In our case, however, the situation is different: the “real” borrower is also registered in the bank as a borrower. Thus, even if he pays the entire loan to the bank, he is paying it as a borrower to the lender, and not as repayment of his friend’s share of the loan. Nevertheless, there is another factor to consider: since both received the money from the bank as a loan for a partnership, in principle the friend can compel his partner to divide the partnership and receive his share, or alternatively, to use the funds jointly. When he does not do this, but instead gives all the money to his partner for his personal use in exchange for the partner alone paying the entire loan to the bank, this creates an additional loan.
Here we can apply the leniency mentioned by the Taz in siman 170, se’if katan 3. He discusses a case where one partner took a loan with interest from a non‑Jew for the needs of the partnership. The second partner is forbidden to participate in paying the interest, because the non‑Jew knows only the first partner, and he alone is obligated to the non‑Jew. The fact that he put the money into the partnership turns this into a second loan between the partner who borrowed from the non‑Jew and the other partner, and a heter iska is required between them. The Taz writes that if the original lender was a Jew and the arrangement with him was made with a heter iska, then no new heter iska is needed between the partners, because we assume that the new loan was given on the basis of the original heter iska. The reasoning is that it is clear that if someone undertakes a loan for the needs of a partnership with limited liability, on the understanding that his partner will obligate himself to him in return, he certainly does not intend to profit from the difference in the level of responsibility.
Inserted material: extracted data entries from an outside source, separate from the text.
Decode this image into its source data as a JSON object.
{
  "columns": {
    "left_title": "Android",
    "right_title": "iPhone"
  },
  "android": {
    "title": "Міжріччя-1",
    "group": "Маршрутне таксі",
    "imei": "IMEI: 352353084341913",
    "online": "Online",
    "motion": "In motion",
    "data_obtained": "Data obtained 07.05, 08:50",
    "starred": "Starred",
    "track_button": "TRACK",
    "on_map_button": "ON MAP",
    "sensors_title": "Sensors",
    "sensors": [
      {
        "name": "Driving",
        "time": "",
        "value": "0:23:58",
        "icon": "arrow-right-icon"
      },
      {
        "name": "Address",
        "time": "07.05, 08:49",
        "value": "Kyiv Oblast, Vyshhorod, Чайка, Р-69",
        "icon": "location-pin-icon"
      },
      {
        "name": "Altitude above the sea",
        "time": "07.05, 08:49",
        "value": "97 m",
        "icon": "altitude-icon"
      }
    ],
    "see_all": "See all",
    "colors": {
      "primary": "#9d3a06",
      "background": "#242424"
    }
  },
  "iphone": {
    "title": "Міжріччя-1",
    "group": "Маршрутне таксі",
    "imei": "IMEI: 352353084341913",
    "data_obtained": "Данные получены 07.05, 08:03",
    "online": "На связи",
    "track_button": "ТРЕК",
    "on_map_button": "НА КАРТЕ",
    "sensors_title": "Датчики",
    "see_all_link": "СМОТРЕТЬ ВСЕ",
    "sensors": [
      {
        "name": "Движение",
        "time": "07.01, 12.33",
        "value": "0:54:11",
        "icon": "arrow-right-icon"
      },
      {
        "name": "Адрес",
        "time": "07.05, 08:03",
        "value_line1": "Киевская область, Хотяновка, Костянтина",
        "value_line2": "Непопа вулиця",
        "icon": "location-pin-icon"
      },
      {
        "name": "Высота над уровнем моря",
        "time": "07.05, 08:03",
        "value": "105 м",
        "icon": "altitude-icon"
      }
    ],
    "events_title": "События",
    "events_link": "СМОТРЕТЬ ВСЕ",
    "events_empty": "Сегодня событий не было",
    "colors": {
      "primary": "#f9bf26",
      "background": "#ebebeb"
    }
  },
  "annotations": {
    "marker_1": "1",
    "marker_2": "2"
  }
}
Therefore, the second loan is made subject to the conditions of the first. Indeed, if the investment loses money and the partners can prove this to the lender in accordance with the terms of the heter iska, the partner will likewise be unable to collect from his fellow, because all his commitments to his partner were made in line with his obligation to the original lender. The same applies here: although the situation is reversed — both partners took the loan jointly and only afterward one partner allowed the other to use all the money, thereby creating an additional loan — it is clear that this additional loan, in the absence of explicit contrary conditions, was given on the understanding that it is subject to the bank’s heter iska. If they will not be required to pay the bank under the terms of the heter iska, the borrowing partner will likewise not be required to pay the partner who lent him the funds. Thus, the heter iska they signed with the bank also covers this second loan. Nevertheless, it is proper to execute an explicit, separate heter iska.

Comments

Have an additional question on this topic or need clarification? Leave your comment below. (Please note that the comment will not be published but will be sent directly to the answering Rabbi for review and a private response)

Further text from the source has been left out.